Partijen zijn het ook erover eens dat de betalingstermijn van een uitkering op grond van hoofdstuk IV van de WW zes weken is. In de uitspraak van 15 oktober 2014 (ECLI:NL:CRVB:2014:3556) heeft de Raad overwogen dat het eenmalige karakter van een betaling van een dergelijke uitkering meebrengt dat op grond van artikel 4:87, eerste lid, van de Awb een betalingstermijn geldt van zes weken en dat bij de bepaling van die betalingstermijn geen betekenis toekomt aan de in artikel 33, eerste lid, van de WW genoemde termijn. Appellant heeft er daarom terecht op gewezen dat de rechtbank van een onjuiste betalingstermijn is uitgegaan.
4.6.
Partijen worden nog verdeeld gehouden door de vraag of de begindatum van de beslistermijn 16 november 2013 is (standpunt van betrokkene) of 27 november 2013 (standpunt van appellant). Op grond van artikel 127a, derde lid, van de WW bepaalt de ontvangst van de aanvraag de begindatum van de beslistermijn. Met het namens de curator getekende werkgeversformulier “Overname loonbetaling” is aan appellant informatie verstrekt over onder meer het bedrijf van de werkgever en de toepasselijke arbeidsvoorwaarden. Over de aan betrokkene onbetaald gebleven bedragen aan loon en onkostenvergoeding bevat het formulier geen informatie; zelfs de naam van betrokkene als werknemer wordt niet genoemd. Betrokkene heeft de uitkering aangevraagd met het formulier “Aanvraag overname betalingsverplichtingen vanwege betalingsonmacht werkgever”, dat hij op 26 november 2013 heeft ondertekend en dat, blijkens een vermelding onderaan het formulier, is ingenomen door een medewerker van appellant op 27 november 2013. Dat betekent dat de beslistermijn op 27 november 2013 is gestart.
4.7.
Uitgaande van 27 november 2013 als startdatum van de beslistermijn van zes maanden en een betalingstermijn van zes weken zou appellant over de na te betalen WW-uitkering vanaf
7 juli 2014 wettelijke rente verschuldigd worden. Appellant heeft een betaaloverzicht ingebracht dat 4 juli 2014 als adviesdatum voor de betaling vermeldt. Op grond van artikel 4:89, derde lid, van de Awb geschiedt betaling door bijschrijving op een bankrekening op het tijdstip waarop de rekening van de schuldeiser wordt gecrediteerd. Betrokkene heeft zijn stelling dat het door appellant te betalen bedrag pas op 7 juli 2014 op zijn bankrekening is bijgeschreven niet met bewijs onderbouwd. Als zou worden aangenomen dat appellant pas op de dag na afloop van de betalingstermijn het (netto equivalent van) een bedrag van
€ 19.942,75 (het totaalbedrag van de door appellant berekende uitkering) heeft betaald, volgt uit artikel 4:98, tweede lid, van de Awb nog steeds dat appellant geen wettelijke rente verschuldigd is. Het bedrag aan wettelijke rente blijft in dat geval ver onder het in dat artikel genoemde minimumbedrag van € 10,-.
4.8.
Het hoger beroep van appellant slaagt. De aangevallen uitspraak, voor zover die betrekking heeft op toewijzing van wettelijke rente en, in verband met die toewijzing op vergoeding van griffierecht en proceskosten zal worden vernietigd. De Raad zal zelf in de zaak voorzien en het verzoek van betrokkene om vergoeding van wettelijke rente af wijzen.

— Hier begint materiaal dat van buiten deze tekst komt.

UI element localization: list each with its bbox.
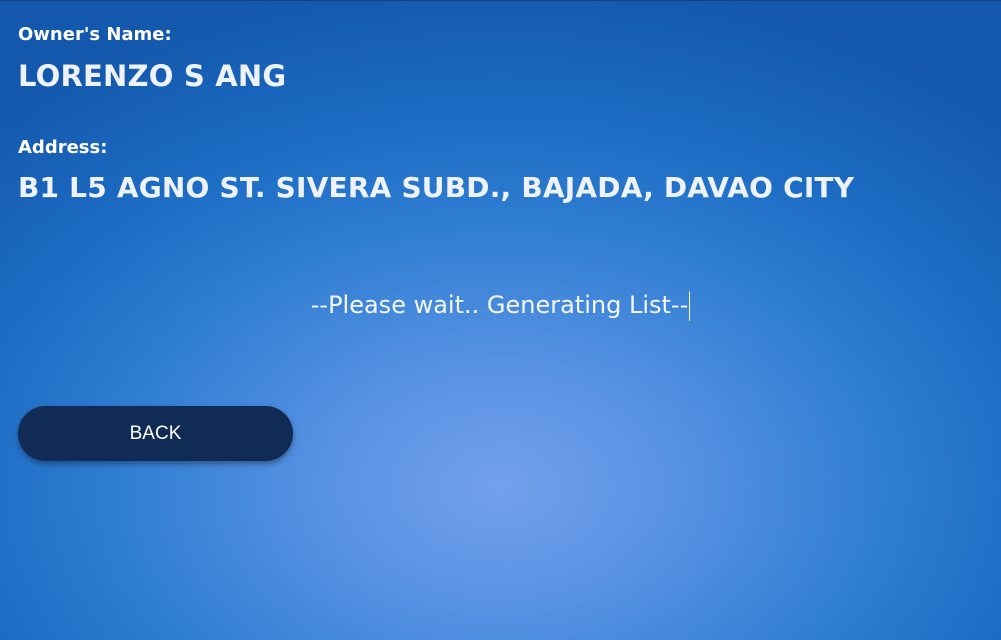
text-cursor bbox=[689, 291, 691, 321]
address-label: Address: bbox=[18, 137, 108, 158]
owner-name-value: LORENZO S ANG bbox=[18, 59, 287, 93]
address-value: B1 L5 AGNO ST. SIVERA SUBD., BAJADA, DAV… bbox=[18, 171, 855, 204]
status-message: --Please wait.. Generating List-- bbox=[310, 291, 689, 319]
owner-name-label: Owner's Name: bbox=[18, 24, 172, 45]
back-button[interactable]: BACK bbox=[18, 406, 293, 461]
status-area: --Please wait.. Generating List-- bbox=[0, 291, 1001, 321]
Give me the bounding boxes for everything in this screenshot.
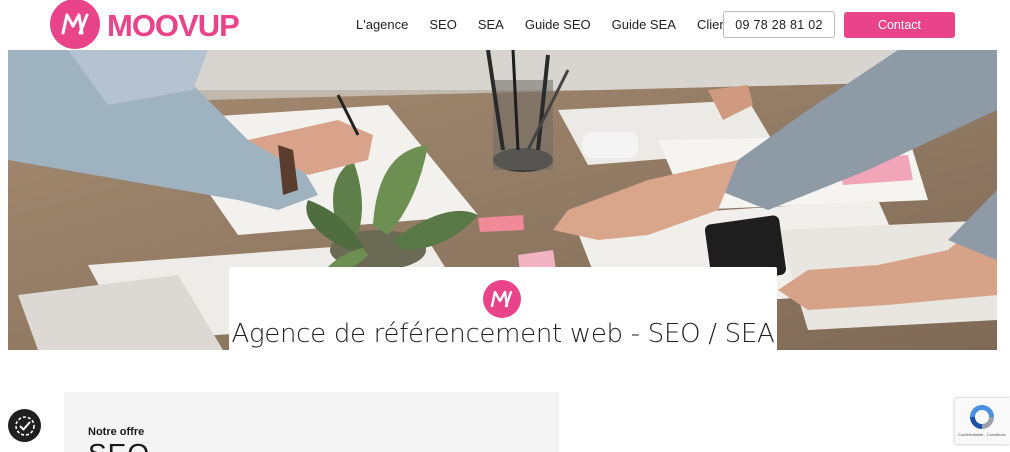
offer-section: Notre offre SEO [64,392,559,452]
moovup-m-icon [483,280,521,318]
site-header: MOOVUP L'agence SEO SEA Guide SEO Guide … [0,0,1010,50]
page-title: Agence de référencement web - SEO / SEA [231,319,775,349]
phone-button[interactable]: 09 78 28 81 02 [723,11,835,38]
accessibility-check-icon [14,415,35,436]
accessibility-button[interactable] [8,409,41,442]
offer-eyebrow: Notre offre [88,426,145,438]
nav-item-guide-sea[interactable]: Guide SEA [612,0,676,50]
offer-title: SEO [88,438,150,452]
hero-title-card: Agence de référencement web - SEO / SEA [229,267,777,352]
main-nav: L'agence SEO SEA Guide SEO Guide SEA Cli… [356,0,758,50]
contact-button[interactable]: Contact [844,12,955,38]
nav-item-guide-seo[interactable]: Guide SEO [525,0,591,50]
recaptcha-icon [970,405,994,429]
nav-item-agence[interactable]: L'agence [356,0,408,50]
recaptcha-text: Confidentialité - Conditions [958,432,1006,437]
brand-logo[interactable]: MOOVUP [50,0,250,50]
brand-wordmark: MOOVUP [107,8,239,43]
nav-item-seo[interactable]: SEO [429,0,456,50]
nav-item-sea[interactable]: SEA [478,0,504,50]
recaptcha-badge[interactable]: Confidentialité - Conditions [955,398,1010,444]
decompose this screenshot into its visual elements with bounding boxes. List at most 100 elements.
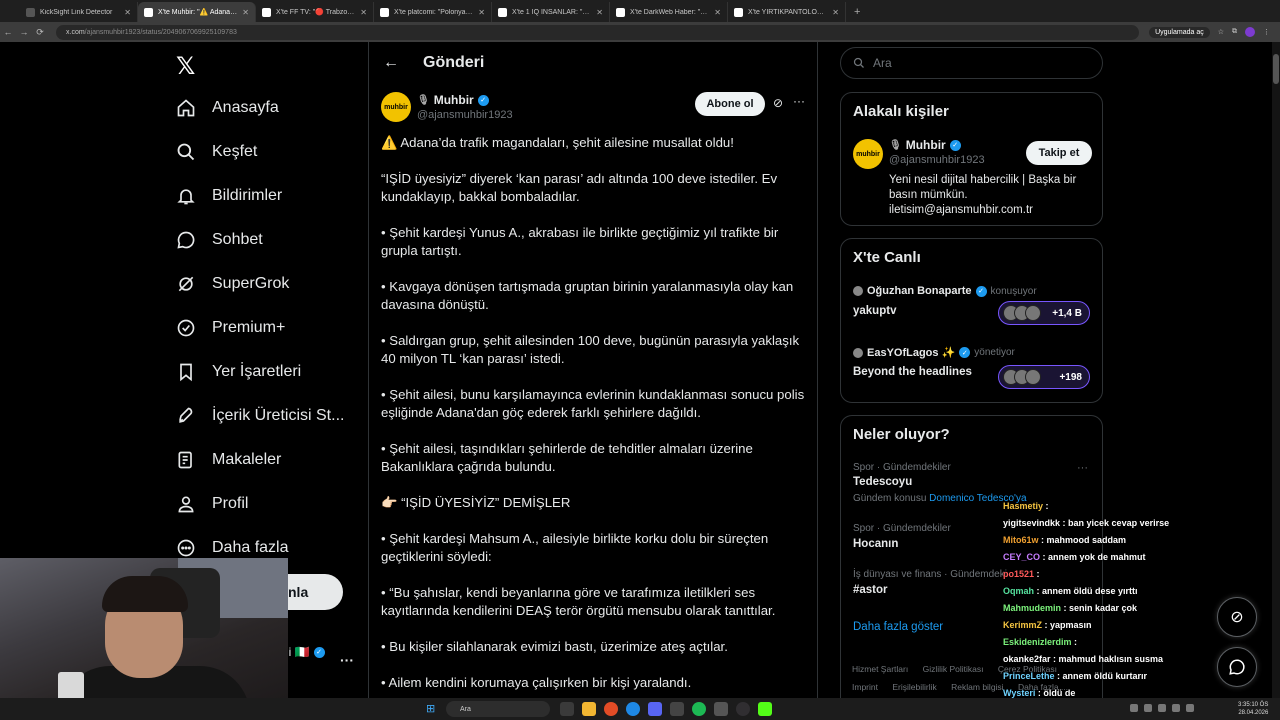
back-arrow-icon[interactable]: ← (383, 54, 399, 72)
grok-icon[interactable]: ⊘ (773, 96, 783, 110)
nav-item-supergrok[interactable]: SuperGrok (176, 274, 289, 294)
account-more-icon[interactable]: ··· (340, 652, 354, 668)
footer-link[interactable]: Gizlilik Politikası (923, 664, 984, 674)
trend-title[interactable]: Tedescoyu (853, 476, 912, 488)
x-logo-icon[interactable]: 𝕏 (176, 52, 195, 81)
windows-start-icon[interactable]: ⊞ (426, 703, 438, 715)
trend-title[interactable]: Hocanın (853, 538, 898, 550)
nav-item-bookmarks[interactable]: Yer İşaretleri (176, 362, 301, 382)
nav-item-premium[interactable]: Premium+ (176, 318, 285, 338)
close-icon[interactable]: ✕ (832, 8, 839, 17)
related-handle[interactable]: @ajansmuhbir1923 (889, 154, 985, 166)
live-listeners-pill[interactable]: +1,4 B (998, 301, 1090, 325)
task-view-icon[interactable] (560, 702, 574, 716)
open-in-app-button[interactable]: Uygulamada aç (1149, 26, 1210, 38)
author-name-row[interactable]: 🎙 Muhbir ✓ (417, 93, 489, 107)
nav-item-chat[interactable]: Sohbet (176, 230, 263, 250)
close-icon[interactable]: ✕ (242, 8, 249, 17)
reload-icon[interactable]: ⟳ (32, 27, 48, 38)
live-room-title[interactable]: yakuptv (853, 305, 896, 317)
close-icon[interactable]: ✕ (714, 8, 721, 17)
browser-tab[interactable]: KickSight Link Detector ✕ (20, 2, 138, 22)
author-avatar[interactable]: muhbir (381, 92, 411, 122)
more-options-icon[interactable]: ··· (793, 94, 805, 108)
account-switcher[interactable]: li 🇮🇹 ✓ (286, 645, 325, 659)
chat-username[interactable]: PrinceLethe (1003, 671, 1055, 681)
scrollbar-thumb[interactable] (1273, 54, 1279, 84)
nav-item-more[interactable]: Daha fazla (176, 538, 289, 558)
footer-link[interactable]: Erişilebilirlik (892, 682, 936, 692)
close-icon[interactable]: ✕ (478, 8, 485, 17)
close-icon[interactable]: ✕ (360, 8, 367, 17)
footer-link[interactable]: Imprint (852, 682, 878, 692)
live-host-row[interactable]: Oğuzhan Bonaparte ✓ konuşuyor (853, 285, 1037, 297)
chrome-icon[interactable] (604, 702, 618, 716)
obs-icon[interactable] (736, 702, 750, 716)
nav-item-creator-studio[interactable]: İçerik Üreticisi St... (176, 406, 344, 426)
file-explorer-icon[interactable] (582, 702, 596, 716)
live-listeners-pill[interactable]: +198 (998, 365, 1090, 389)
nav-item-profile[interactable]: Profil (176, 494, 248, 514)
url-field[interactable]: x.com/ajansmuhbir1923/status/20490670699… (56, 24, 1140, 40)
nav-item-explore[interactable]: Keşfet (176, 142, 257, 162)
taskbar-search[interactable]: Ara (446, 701, 550, 717)
volume-icon[interactable] (1186, 704, 1194, 712)
forward-arrow-icon[interactable]: → (16, 27, 32, 37)
trend-more-icon[interactable]: ··· (1077, 462, 1088, 474)
close-icon[interactable]: ✕ (596, 8, 603, 17)
profile-avatar[interactable] (1245, 27, 1255, 37)
wifi-icon[interactable] (1172, 704, 1180, 712)
discord-icon[interactable] (648, 702, 662, 716)
related-name-row[interactable]: 🎙 Muhbir ✓ (889, 138, 961, 152)
browser-tab[interactable]: X'te DarkWeb Haber: "Şırnak'ta ✕ (610, 2, 728, 22)
tray-icon[interactable] (1158, 704, 1166, 712)
kick-icon[interactable] (758, 702, 772, 716)
related-avatar[interactable]: muhbir (853, 139, 883, 169)
trend-title[interactable]: #astor (853, 584, 888, 596)
browser-tab[interactable]: X'te YIRTIKPANTOLON: "Bazen ✕ (728, 2, 846, 22)
close-icon[interactable]: ✕ (124, 8, 131, 17)
star-icon[interactable]: ☆ (1218, 28, 1224, 36)
author-handle[interactable]: @ajansmuhbir1923 (417, 109, 513, 121)
search-input[interactable]: Ara (840, 47, 1103, 79)
new-tab-icon[interactable]: + (846, 6, 868, 22)
nav-item-articles[interactable]: Makaleler (176, 450, 281, 470)
show-more-link[interactable]: Daha fazla göster (853, 621, 943, 633)
footer-link[interactable]: Hizmet Şartları (852, 664, 908, 674)
browser-tab[interactable]: X'te platcomi: "Polonyalı yayıncı ✕ (374, 2, 492, 22)
page-scrollbar[interactable] (1272, 42, 1280, 698)
footer-link[interactable]: Reklam bilgisi (951, 682, 1003, 692)
chat-username[interactable]: yigitsevindkk (1003, 518, 1060, 528)
chat-username[interactable]: Hasmetiy (1003, 501, 1043, 511)
chat-username[interactable]: Mahmudemin (1003, 603, 1061, 613)
app-icon[interactable] (714, 702, 728, 716)
chat-username[interactable]: okanke2far (1003, 654, 1051, 664)
nav-item-notifications[interactable]: Bildirimler (176, 186, 282, 206)
browser-tab-active[interactable]: X'te Muhbir: "⚠️ Adana'da ✕ (138, 2, 256, 22)
chat-username[interactable]: CEY_CO (1003, 552, 1040, 562)
browser-tab[interactable]: X'te 1 IQ İNSANLAR: "durduk y ✕ (492, 2, 610, 22)
chat-username[interactable]: Oqmah (1003, 586, 1034, 596)
follow-button[interactable]: Takip et (1026, 141, 1092, 165)
chat-username[interactable]: Eskidenizlerdim (1003, 637, 1072, 647)
tray-icon[interactable] (1144, 704, 1152, 712)
messages-floating-button[interactable] (1217, 647, 1257, 687)
chat-username[interactable]: Wysteri (1003, 688, 1035, 698)
tray-icon[interactable] (1130, 704, 1138, 712)
app-icon[interactable] (670, 702, 684, 716)
browser-menu-icon[interactable]: ⋮ (1263, 28, 1270, 36)
spotify-icon[interactable] (692, 702, 706, 716)
live-room-title[interactable]: Beyond the headlines (853, 366, 972, 378)
grok-floating-button[interactable]: ⊘ (1217, 597, 1257, 637)
browser-tab[interactable]: X'te FF TV: "🔴 Trabzon'da saha ✕ (256, 2, 374, 22)
edge-icon[interactable] (626, 702, 640, 716)
live-host-row[interactable]: EasYOfLagos ✨ ✓ yönetiyor (853, 346, 1015, 359)
back-arrow-icon[interactable]: ← (0, 27, 16, 37)
taskbar-clock[interactable]: 3:35:10 ÖS 28.04.2026 (1238, 701, 1268, 717)
chat-username[interactable]: KerimmZ (1003, 620, 1042, 630)
chat-username[interactable]: Mito61w (1003, 535, 1039, 545)
chat-username[interactable]: po1521 (1003, 569, 1034, 579)
extensions-icon[interactable]: ⧉ (1232, 28, 1237, 36)
subscribe-button[interactable]: Abone ol (695, 92, 765, 116)
nav-item-home[interactable]: Anasayfa (176, 98, 279, 118)
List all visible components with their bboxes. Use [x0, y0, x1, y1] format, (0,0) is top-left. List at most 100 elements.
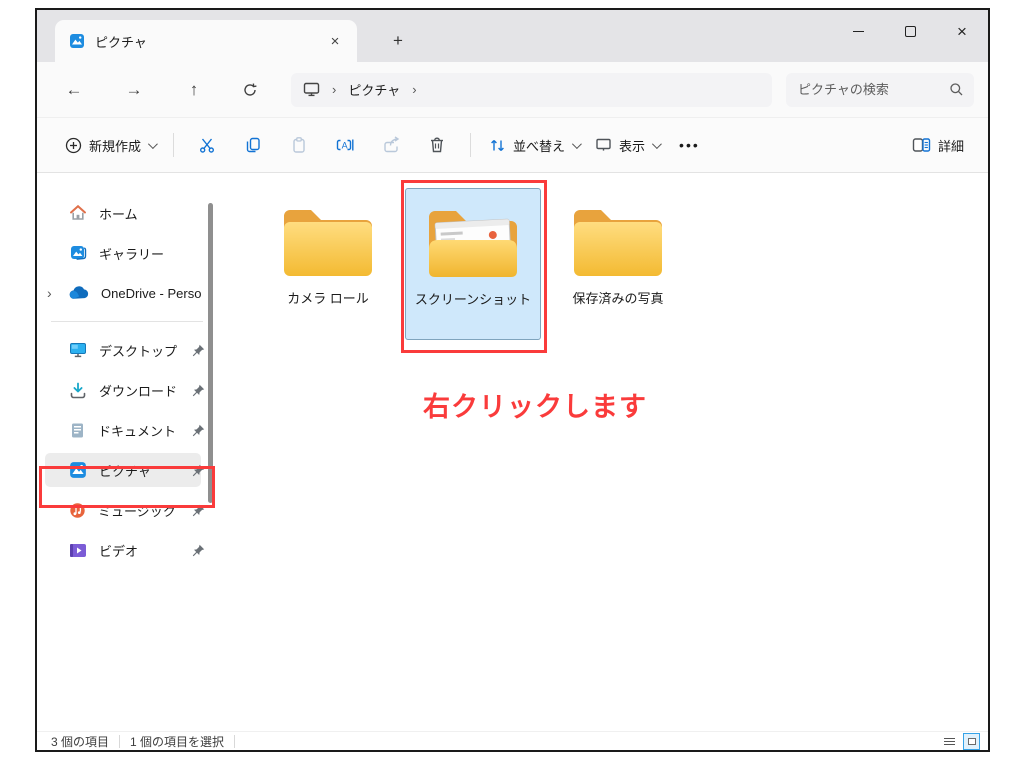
- sort-button-label: 並べ替え: [513, 136, 565, 155]
- folder-screenshots[interactable]: スクリーンショット: [405, 188, 541, 340]
- breadcrumb-item-pictures[interactable]: ピクチャ: [348, 80, 400, 99]
- folder-name: 保存済みの写真: [572, 288, 663, 307]
- sidebar-item-label: ピクチャ: [99, 461, 188, 480]
- search-box[interactable]: [786, 73, 974, 107]
- folder-name: スクリーンショット: [415, 289, 531, 308]
- up-button[interactable]: ↑: [175, 73, 213, 107]
- sidebar-item-home[interactable]: ホーム: [37, 193, 215, 233]
- pictures-icon: [69, 461, 87, 479]
- this-pc-icon: [303, 82, 320, 97]
- details-button-label: 詳細: [938, 136, 964, 155]
- trash-icon: [428, 136, 446, 154]
- share-icon: [382, 136, 400, 154]
- sidebar-item-music[interactable]: ミュージック: [37, 490, 215, 530]
- minimize-button[interactable]: [832, 10, 884, 52]
- large-icons-view-icon: [968, 738, 976, 745]
- pin-icon: [192, 344, 205, 357]
- refresh-button[interactable]: [231, 73, 269, 107]
- screenshot-stage: ピクチャ × + × ← → ↑ › ピクチャ ›: [0, 0, 1024, 769]
- toolbar-divider: [470, 133, 471, 157]
- videos-icon: [69, 543, 87, 558]
- svg-text:A: A: [341, 140, 347, 150]
- maximize-icon: [905, 26, 916, 37]
- sidebar-item-gallery[interactable]: ギャラリー: [37, 233, 215, 273]
- back-button[interactable]: ←: [55, 73, 93, 107]
- folder-name: カメラ ロール: [287, 288, 369, 307]
- new-tab-button[interactable]: +: [385, 28, 411, 54]
- copy-button[interactable]: [233, 127, 273, 163]
- gallery-icon: [69, 244, 87, 262]
- pin-icon: [192, 464, 205, 477]
- sidebar-item-pictures[interactable]: ピクチャ: [37, 450, 215, 490]
- selection-count: 1 個の項目を選択: [130, 733, 224, 750]
- status-divider: [119, 735, 120, 748]
- item-count: 3 個の項目: [51, 733, 109, 750]
- sidebar-item-label: ビデオ: [99, 541, 188, 560]
- titlebar: ピクチャ × + ×: [37, 10, 988, 62]
- sidebar-item-documents[interactable]: ドキュメント: [37, 410, 215, 450]
- search-input[interactable]: [798, 82, 949, 97]
- breadcrumb-separator: ›: [412, 82, 416, 97]
- desktop-icon: [69, 342, 87, 358]
- minimize-icon: [853, 31, 864, 32]
- command-toolbar: 新規作成 A 並べ: [37, 118, 988, 173]
- sidebar-item-label: ダウンロード: [99, 381, 188, 400]
- tab-pictures[interactable]: ピクチャ ×: [55, 20, 357, 62]
- sort-icon: [489, 137, 506, 154]
- cut-button[interactable]: [187, 127, 227, 163]
- breadcrumb-separator: ›: [332, 82, 336, 97]
- details-button[interactable]: 詳細: [904, 130, 972, 161]
- sidebar-item-downloads[interactable]: ダウンロード: [37, 370, 215, 410]
- file-list-area: カメラ ロール: [215, 173, 988, 731]
- view-button-label: 表示: [619, 136, 645, 155]
- caption-buttons: ×: [832, 10, 988, 52]
- sidebar-item-label: OneDrive - Perso: [101, 286, 205, 301]
- folder-saved-pictures[interactable]: 保存済みの写真: [550, 188, 686, 340]
- folder-icon: [278, 200, 378, 282]
- details-view-button[interactable]: [942, 736, 957, 747]
- paste-icon: [290, 136, 308, 154]
- pin-icon: [192, 544, 205, 557]
- tab-title: ピクチャ: [95, 32, 323, 51]
- sidebar-item-desktop[interactable]: デスクトップ: [37, 330, 215, 370]
- close-icon: ×: [957, 23, 967, 40]
- toolbar-divider: [173, 133, 174, 157]
- view-button[interactable]: 表示: [587, 130, 667, 161]
- explorer-body: ホーム ギャラリー › OneDrive - Perso デスクトップ: [37, 173, 988, 731]
- tab-close-icon[interactable]: ×: [323, 29, 347, 53]
- sidebar-item-label: デスクトップ: [99, 341, 188, 360]
- maximize-button[interactable]: [884, 10, 936, 52]
- delete-button[interactable]: [417, 127, 457, 163]
- chevron-down-icon: [572, 139, 582, 149]
- new-button[interactable]: 新規作成: [57, 130, 163, 161]
- sidebar-item-label: ギャラリー: [99, 244, 205, 263]
- onedrive-icon: [69, 286, 89, 300]
- plus-circle-icon: [65, 137, 82, 154]
- sidebar-separator: [51, 321, 203, 322]
- status-divider: [234, 735, 235, 748]
- forward-button[interactable]: →: [115, 73, 153, 107]
- share-button[interactable]: [371, 127, 411, 163]
- chevron-down-icon: [148, 139, 158, 149]
- documents-icon: [69, 422, 86, 439]
- sidebar-item-videos[interactable]: ビデオ: [37, 530, 215, 570]
- close-button[interactable]: ×: [936, 10, 988, 52]
- sidebar-item-label: ドキュメント: [98, 421, 188, 440]
- large-icons-view-button[interactable]: [963, 733, 980, 750]
- folder-camera-roll[interactable]: カメラ ロール: [260, 188, 396, 340]
- view-toggles: [942, 733, 980, 750]
- paste-button[interactable]: [279, 127, 319, 163]
- details-pane-icon: [912, 137, 931, 153]
- rename-button[interactable]: A: [325, 127, 365, 163]
- more-options-button[interactable]: •••: [667, 137, 712, 153]
- sort-button[interactable]: 並べ替え: [481, 130, 587, 161]
- sidebar-item-onedrive[interactable]: › OneDrive - Perso: [37, 273, 215, 313]
- new-button-label: 新規作成: [89, 136, 141, 155]
- pin-icon: [192, 384, 205, 397]
- pin-icon: [192, 424, 205, 437]
- breadcrumb[interactable]: › ピクチャ ›: [291, 73, 772, 107]
- sidebar-scrollbar[interactable]: [208, 203, 213, 503]
- chevron-down-icon: [652, 139, 662, 149]
- chevron-right-icon[interactable]: ›: [47, 285, 52, 301]
- rename-icon: A: [336, 136, 355, 154]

5. Voor een veroordeling in de proceskosten bestaat geen aanleiding.

BESLISSING

De Centrale Raad van Beroep
  • vernietigt de aangevallen uitspraak voor zover daarbij het verzoek om schadevergoeding bestaande uit wettelijke rente is toegewezen, appellant is opgedragen aan betrokkene het betaalde griffierecht te vergoeden en appellant is veroordeeld in de proceskosten van betrokkene;
  • wijst het verzoek om veroordeling tot vergoeding van wettelijke rente af.
Deze uitspraak is gedaan door G.A.J. van den Hurk als voorzitter en H.G. Rottier en
M. Greebe als leden, in tegenwoordigheid van H.J. Dekker als griffier. De beslissing is uitgesproken in het openbaar op 28 september 2016.